Friday, 25 September 2020

Ruth Bader Ginsburg died on September 18th

Or so The Economist says. It includes She was stunned by the lack of caution in the Roe v Wade ruling of 1973 that legalised abortion; though she certainly approved of the outcome, reform should have come through state legislatures, where it was slowly starting to appear, of which I approve. Looking, I don't see I've written about this so I'll write it here: Roe vs Wade, however desireable it might be from a societal point of view as a reflection of changing times is - as I understand it - on very thin ice, constitutionally: founded on two weak links: a right-to-abortion derived from a right-to-privacy; and the right-to-privacy itself. And it is certainly a point of view - which I definitely sympathise with - that a lot of the bitterness in the abortion debate in the USA stems from it having been removed from the political process, where people's enthusiasm could have some outlet, to the judicial, where it cannot.

However, der Ekonmeister skips lightly over where Brian dares to tread: A cheer for Ginsburg, and a wish that she retired in 2013. At the moment she is a secular saint and cannot be criticised - well, not by anyone who expects their words to be read - but she is the very antithesis of nothing in his life Became him like the leaving it. In that she clung on to her power, thereby losing Obama the chance to replace her with someone else "on her side". And she did cling on; it was after all by then her life, and she could not bear to let it go, putting herself above her party at the very least, and above her country, if you like many believe that the USA has lost by allowing the Mango Mussolini to appoint a third judge.

Updates

Since this is now my Roe vs Wade page: there's a quasi-interesting article in the New Yorker from 2015 attempting to argue that repro-rights folk aka those in favour of abortion should have based their arguments on equality, not privacy. That's slightly strange as an argument, I think, though I'm open to correction on this point, because I think in RvW it was the court that made up the justification, not the litigants.
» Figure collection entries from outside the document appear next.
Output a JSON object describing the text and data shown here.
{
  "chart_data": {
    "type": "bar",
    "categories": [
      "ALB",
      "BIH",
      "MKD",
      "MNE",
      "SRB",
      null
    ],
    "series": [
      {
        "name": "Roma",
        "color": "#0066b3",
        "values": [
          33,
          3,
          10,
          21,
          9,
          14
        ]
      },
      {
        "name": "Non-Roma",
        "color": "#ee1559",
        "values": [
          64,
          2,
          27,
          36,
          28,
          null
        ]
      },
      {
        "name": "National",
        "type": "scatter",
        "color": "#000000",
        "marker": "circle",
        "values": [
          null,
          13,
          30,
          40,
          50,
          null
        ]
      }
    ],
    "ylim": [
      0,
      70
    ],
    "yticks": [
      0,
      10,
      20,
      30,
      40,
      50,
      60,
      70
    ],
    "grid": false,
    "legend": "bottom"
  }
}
But that same article did teach me that is wasn't RvW that made up the right to privacy, that was done earlier in Griswold v. Connecticut, in the context of contraception; from which we get the language that the right was to be found in the "penumbras" and "emanations" of other constitutional protections.

Oh, and as Timmy points out (though I saw it first...), there's a great deal of drivel talked about RvW, for example What will they do if that 6-3 court overturns Roe v Wade and bans abortion across the entire country? But Reversing RvW wouldn't ban abortion, of itself: it would merely make alws doing so constitutional, in the states that wished to do so.